TS Filler Tool
The Time Series Filler tool takes a data stream of time series data and fills in any gaps in the series.
This tool is used primarily as a preparation step for using downstream time series-related tools and macros. Some time series tools produce unexpected results or errors if the data stream contains gaps in the time series, e.g. you have a series of data that is supposed to contain measurements every 5 minutes, but you don’t actually have measurements covering every 5 minutes. Use this macro whenever you suspect your data stream may have gaps in it.
This tool uses the R tool. Go to Options > Download Predictive Tools and sign in to the Alteryx Downloads and Licenses portal to install R and the packages used by the R Tool. See Download and Use Predictive Tools.
Connect an input
The TS Filler tool requires a Designer data stream that has a column containing Date or DateTime values.
Configure the tool
Use the Configuration tab to set the controls for how the time series is filled.
- Select Date or DateTime column: Choose the date or datetime column indicating when the data row was collected.
- Interval: Select the interval by which the time series is measured. Options include Minute, Hour, Day, Week, Month, and Year.
- Increment: Select the increment by which each unique time series period should be separated. You can set the increment to any integer from 1 to 100.
View the output
Every row entering the macro appears in the output. In addition, the macro evaluates if any periods in the time series are missing, and if so, generates a row to fill the gap.
The tool appends two data columns to the incoming data stream:
- OriginalDateTime: A DateTime column containing the original, unaltered DateTime value
- FlagGeneratedRow: A Boolean flag column, with “True” indicating that the data row was generated by the macro to fill a time series gap; “False” indicating it’s an source data row.
For source data rows passing through the macro:
- The FlagGeneratedRow column will read “False” to indicate that it is a source data row; not a row generated by the macro.
- The [yourDateTimeColumn] column will be “rounded” to the appropriate period. See “Rounding” section below.
- All other source columns will pass through unaltered.
For the rows that were generated to fill gaps:
- The FlagGeneratedRow column will read “True” to indicate that it is a row generated by the macro, not a source data row.
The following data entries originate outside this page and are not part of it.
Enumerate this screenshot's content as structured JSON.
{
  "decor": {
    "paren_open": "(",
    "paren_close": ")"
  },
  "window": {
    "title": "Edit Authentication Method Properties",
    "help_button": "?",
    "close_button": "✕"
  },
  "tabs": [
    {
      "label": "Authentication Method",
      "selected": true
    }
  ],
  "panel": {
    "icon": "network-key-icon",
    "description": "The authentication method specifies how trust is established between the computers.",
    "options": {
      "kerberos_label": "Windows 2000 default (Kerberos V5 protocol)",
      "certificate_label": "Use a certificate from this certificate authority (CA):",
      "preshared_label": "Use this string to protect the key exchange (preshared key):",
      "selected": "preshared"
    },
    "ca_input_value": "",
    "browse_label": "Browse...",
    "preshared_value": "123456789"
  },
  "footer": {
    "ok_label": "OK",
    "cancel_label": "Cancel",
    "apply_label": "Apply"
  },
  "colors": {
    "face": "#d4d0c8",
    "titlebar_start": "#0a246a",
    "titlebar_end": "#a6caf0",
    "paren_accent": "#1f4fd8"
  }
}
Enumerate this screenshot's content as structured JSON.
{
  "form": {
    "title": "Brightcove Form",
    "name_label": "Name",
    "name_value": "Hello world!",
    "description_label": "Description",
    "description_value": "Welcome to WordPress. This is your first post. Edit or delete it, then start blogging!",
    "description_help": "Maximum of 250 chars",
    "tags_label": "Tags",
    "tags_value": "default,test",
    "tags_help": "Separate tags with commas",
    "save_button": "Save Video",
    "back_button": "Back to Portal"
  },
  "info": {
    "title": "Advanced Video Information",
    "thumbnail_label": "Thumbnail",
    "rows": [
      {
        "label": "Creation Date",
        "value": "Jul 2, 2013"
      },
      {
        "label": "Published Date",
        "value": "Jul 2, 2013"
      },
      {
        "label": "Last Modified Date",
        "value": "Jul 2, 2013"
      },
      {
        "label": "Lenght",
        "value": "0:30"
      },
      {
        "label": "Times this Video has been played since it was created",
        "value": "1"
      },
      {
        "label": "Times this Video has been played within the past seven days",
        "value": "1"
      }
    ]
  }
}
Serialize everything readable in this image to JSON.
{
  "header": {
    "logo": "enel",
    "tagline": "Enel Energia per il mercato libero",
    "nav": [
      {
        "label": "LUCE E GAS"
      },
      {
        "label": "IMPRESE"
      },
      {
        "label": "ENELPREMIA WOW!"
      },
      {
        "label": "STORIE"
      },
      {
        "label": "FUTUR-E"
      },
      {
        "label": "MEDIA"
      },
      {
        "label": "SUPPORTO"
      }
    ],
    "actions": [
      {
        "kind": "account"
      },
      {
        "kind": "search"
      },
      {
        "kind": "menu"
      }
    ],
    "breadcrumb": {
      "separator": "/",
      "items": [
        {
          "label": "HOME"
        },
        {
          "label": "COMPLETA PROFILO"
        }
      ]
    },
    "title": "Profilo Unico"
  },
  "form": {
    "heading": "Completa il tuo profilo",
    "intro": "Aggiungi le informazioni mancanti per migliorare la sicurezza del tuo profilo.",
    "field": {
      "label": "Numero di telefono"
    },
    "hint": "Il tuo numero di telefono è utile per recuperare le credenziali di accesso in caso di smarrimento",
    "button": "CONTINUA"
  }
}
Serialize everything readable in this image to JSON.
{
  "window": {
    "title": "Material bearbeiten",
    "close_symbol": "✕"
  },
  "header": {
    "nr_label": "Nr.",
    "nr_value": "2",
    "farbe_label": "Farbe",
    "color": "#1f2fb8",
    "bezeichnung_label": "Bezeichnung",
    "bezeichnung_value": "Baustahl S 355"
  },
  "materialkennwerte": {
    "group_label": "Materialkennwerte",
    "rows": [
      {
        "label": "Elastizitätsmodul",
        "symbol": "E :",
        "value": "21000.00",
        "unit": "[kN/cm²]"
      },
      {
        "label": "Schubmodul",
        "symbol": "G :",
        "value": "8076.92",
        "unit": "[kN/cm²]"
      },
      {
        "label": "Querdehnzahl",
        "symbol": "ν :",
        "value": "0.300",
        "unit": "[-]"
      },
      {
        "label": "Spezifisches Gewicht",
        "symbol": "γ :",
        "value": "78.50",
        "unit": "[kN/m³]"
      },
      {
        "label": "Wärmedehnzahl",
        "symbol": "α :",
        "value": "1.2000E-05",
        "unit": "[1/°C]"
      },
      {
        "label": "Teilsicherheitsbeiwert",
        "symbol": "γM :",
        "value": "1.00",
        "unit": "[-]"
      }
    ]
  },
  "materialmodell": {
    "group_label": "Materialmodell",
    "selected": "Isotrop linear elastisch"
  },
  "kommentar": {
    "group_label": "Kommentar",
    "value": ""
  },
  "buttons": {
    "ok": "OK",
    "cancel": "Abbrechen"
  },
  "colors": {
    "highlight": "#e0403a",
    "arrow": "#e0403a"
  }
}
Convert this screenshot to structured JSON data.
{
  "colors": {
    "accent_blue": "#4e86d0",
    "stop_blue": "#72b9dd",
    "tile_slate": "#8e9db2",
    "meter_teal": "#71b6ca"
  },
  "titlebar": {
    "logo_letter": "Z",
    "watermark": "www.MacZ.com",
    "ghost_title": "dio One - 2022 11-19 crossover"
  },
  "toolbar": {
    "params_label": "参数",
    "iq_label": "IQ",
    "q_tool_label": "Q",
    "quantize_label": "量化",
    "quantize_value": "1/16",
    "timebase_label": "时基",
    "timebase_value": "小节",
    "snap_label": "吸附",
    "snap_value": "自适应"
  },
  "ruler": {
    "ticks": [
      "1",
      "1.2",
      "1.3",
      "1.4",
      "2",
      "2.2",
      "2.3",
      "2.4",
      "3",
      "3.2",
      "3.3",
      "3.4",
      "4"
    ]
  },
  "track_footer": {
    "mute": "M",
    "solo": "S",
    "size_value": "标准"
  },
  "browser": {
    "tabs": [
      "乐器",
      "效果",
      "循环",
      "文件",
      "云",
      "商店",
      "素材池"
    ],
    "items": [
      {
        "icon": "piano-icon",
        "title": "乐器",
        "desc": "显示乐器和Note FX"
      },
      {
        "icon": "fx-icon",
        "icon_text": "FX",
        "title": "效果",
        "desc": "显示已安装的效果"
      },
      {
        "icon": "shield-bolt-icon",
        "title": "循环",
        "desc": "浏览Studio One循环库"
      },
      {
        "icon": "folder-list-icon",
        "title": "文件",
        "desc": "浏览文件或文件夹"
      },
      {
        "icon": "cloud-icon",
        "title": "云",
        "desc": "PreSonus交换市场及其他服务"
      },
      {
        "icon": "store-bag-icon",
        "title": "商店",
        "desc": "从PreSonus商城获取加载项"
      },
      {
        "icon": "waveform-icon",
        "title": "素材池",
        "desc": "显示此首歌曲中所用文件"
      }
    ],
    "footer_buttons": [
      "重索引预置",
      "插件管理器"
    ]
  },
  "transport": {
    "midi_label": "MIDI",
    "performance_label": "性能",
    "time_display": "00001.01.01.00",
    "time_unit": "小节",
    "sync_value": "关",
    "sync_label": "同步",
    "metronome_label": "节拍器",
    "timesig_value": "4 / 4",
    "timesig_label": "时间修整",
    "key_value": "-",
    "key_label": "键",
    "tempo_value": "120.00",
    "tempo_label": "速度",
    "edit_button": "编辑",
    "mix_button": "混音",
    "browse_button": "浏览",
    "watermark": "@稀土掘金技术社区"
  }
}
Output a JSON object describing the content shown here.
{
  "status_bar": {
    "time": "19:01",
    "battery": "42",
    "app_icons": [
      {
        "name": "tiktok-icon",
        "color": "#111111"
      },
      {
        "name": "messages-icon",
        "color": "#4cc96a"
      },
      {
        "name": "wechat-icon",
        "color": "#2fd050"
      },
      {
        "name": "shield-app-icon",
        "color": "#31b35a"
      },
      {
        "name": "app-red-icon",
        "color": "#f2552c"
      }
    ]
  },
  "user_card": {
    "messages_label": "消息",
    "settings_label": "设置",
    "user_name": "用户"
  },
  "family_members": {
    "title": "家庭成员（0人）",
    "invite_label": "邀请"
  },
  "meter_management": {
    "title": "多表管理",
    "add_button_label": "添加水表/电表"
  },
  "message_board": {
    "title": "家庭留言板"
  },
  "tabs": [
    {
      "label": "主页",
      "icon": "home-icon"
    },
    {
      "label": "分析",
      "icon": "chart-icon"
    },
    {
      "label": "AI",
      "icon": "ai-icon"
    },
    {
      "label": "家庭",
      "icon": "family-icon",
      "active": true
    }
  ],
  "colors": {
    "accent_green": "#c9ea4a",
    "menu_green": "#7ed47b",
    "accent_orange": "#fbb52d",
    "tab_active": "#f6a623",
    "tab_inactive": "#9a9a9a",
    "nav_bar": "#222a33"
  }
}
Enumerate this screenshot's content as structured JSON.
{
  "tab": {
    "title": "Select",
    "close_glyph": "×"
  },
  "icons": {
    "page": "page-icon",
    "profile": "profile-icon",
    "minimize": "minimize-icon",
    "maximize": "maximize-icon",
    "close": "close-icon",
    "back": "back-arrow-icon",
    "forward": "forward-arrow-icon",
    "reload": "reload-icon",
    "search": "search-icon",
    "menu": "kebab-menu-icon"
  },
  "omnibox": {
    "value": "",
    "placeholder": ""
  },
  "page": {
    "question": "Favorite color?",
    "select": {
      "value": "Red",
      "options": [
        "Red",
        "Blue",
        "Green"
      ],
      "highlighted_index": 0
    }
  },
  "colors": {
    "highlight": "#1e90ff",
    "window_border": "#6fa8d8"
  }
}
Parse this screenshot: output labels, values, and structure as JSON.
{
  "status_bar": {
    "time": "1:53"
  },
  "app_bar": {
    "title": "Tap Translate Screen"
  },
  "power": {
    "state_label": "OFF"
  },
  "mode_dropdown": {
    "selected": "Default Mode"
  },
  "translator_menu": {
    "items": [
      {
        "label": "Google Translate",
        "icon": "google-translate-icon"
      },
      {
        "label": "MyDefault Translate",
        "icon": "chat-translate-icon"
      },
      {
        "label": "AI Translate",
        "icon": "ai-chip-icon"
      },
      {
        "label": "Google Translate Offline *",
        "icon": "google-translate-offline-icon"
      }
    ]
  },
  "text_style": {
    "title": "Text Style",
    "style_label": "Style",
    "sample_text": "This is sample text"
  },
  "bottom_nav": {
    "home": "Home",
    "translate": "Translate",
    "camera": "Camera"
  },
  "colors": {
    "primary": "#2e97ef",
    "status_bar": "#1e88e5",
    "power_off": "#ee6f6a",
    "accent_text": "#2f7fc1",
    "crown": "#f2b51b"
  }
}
- The [yourDateTimeColumn] column will have a populated date or datetime value generated by the macro which “fills” the gap identified in the series.
- All other columns will be null.
Per the most common business usage scenarios, time series periods are handled as follows:
- “Time-level”: For intervals
- “Date-level”: For intervals >= a day, the period is “period ending.”
The only modification that the macro makes to the incoming data is: a “rounding” is applied to the [yourDateTimeColumn]. It is based on three key elements:
- Interval
- Earliest datetime value in data stream
- Increment
First, all fractions of the chosen interval are truncated off. For example, if you choose “Hour” as the interval, the macro will truncate any minutes and seconds from the datetime value, so e.g. 1:58pm will become 1:00pm.
After truncating the fractions of the chosen interval, the macro then determines what the valid periods are. The earliest datetime value entering the macro forms the basis of the series. Continuing the above “hour-series” example, if the earliest datetime in the [yourDateTimeColumn] was 1:58pm, then the first period is 1:00pm. If the chosen increment is 5, the subsequent periods are generated based on successively adding the chosen increment—5 hours—to the previous period, resulting in this case to 1:00pm, 6:00pm, 11:00pm etc.
Finally, now that all valid periods have been determined, all datetime values are then adjusted to the appropriate valid period. So a raw value of 5:59pm in the [yourDateTimeColumn] would become 1:00pm, 6:02pm would become 6:00pm, etc.
After all datetime adjustments have been applied by the macro, the resulting [yourDateTimeColumn] is now effectively a “label” for that period. However, the datatype is a date or datetime column (rather than a string), and as such this “label” may not be entirely intuitive. The key is to recognize that any portion of the date or datetime “label” that is “fractional” to the chosen interval should be ignored. So if you interval is “year”, than an example period could be “2018-01-01” but it’s the year that matters in the label; the fractional portions of the label—the “01-01”—should be ignored, meaning that the period is simply the year 2018, or “any time in 2018”. See table below.
Note that, aside from the datetime “rounding” described above, the macro does not alter any incoming data. It doesn’t do any combining, summarizing, uniquing or any type of validations on the incoming data. However, because of the date rounding, multiple measurements within the same period will now carry the same period label. As such, the data is now cleaner and can more readily be summarized because data can be “grouped by” this consistent, rounded period label.
Note that the macro does not account for Daylight Saving Time, so if you have time-level series data that crosses a Daylight Saving Time cutover, it’s possible that the macro will generate an hour row (or minute rows) representing an invalid hour. For example, areas that “Spring forward” one hour in March will have row(s) generated for the 2am hour on the Spring forward day even though that hour never actually occurred. (The clock switches from 1:59:59 to 3:00:00.) This hour can easily be removed with a filter tool after the macro.
To clarify, the following table lists the interval options available, followed by what datatype is returned, and whether the period for that interval type is a “period starting” or “period ending” interval. The table then displays an example increment and “first raw value” in the series, to illustrate what the resulting period “Label” would be and an English description of what the period label actually means. Finally, the table notes which portion of the period label should essentially be ignored, i.e. the portions that are fractional to the interval.
Interval | Data Type Returned | Period Starting/Ending | Example Increment | Example First Raw Value | Result First Period Label | Period Description | Ignore On Period Label |
---|---|---|---|---|---|---|---|
Minute |
DateTime | Starting | 2 | 2015-04-09 02:16:33 | 2015-04-09 02:16:00 | "The 2 minute period STARTING at 2:16, covering all of 2:16 and 2:17" | Seconds |
Hour |
DateTime | Starting | 4 | 2015-04-09 02:16:33 | 2015-04-09 02:00:00 | "The 4 hour period STARTING at 2, covering all of the 2, 3, 4, and 5 o'clock hours." | Minutes or less |
Day |
Date | Ending | 6 | 2015-04-09 02:16:33 | 2015-04-09 | "The 6 day period ENDING on 4/9, covering all of 4/4 - 4/9." | Hours or less |
Week |
Date | Ending | 1 | 2015-04-09 02:16:33 | 2015-04-09 | "The 1 week period ENDING on 4/9, covering all of 4/3 - 4/9." | Hours or less |
Month |
Date | Ending | 3 | 2015-04-09 02:16:33 | 2015-04-01 | "The 3 month period ENDING in April, covering all of February, March, and April." | Days or less |
Year |
Date | Ending | 2 | 2015-04-09 02:16:33 | 2015-04-01 | "The 2 year period ENDING in 2015, covering all of 2014 and 2015." | Months or less |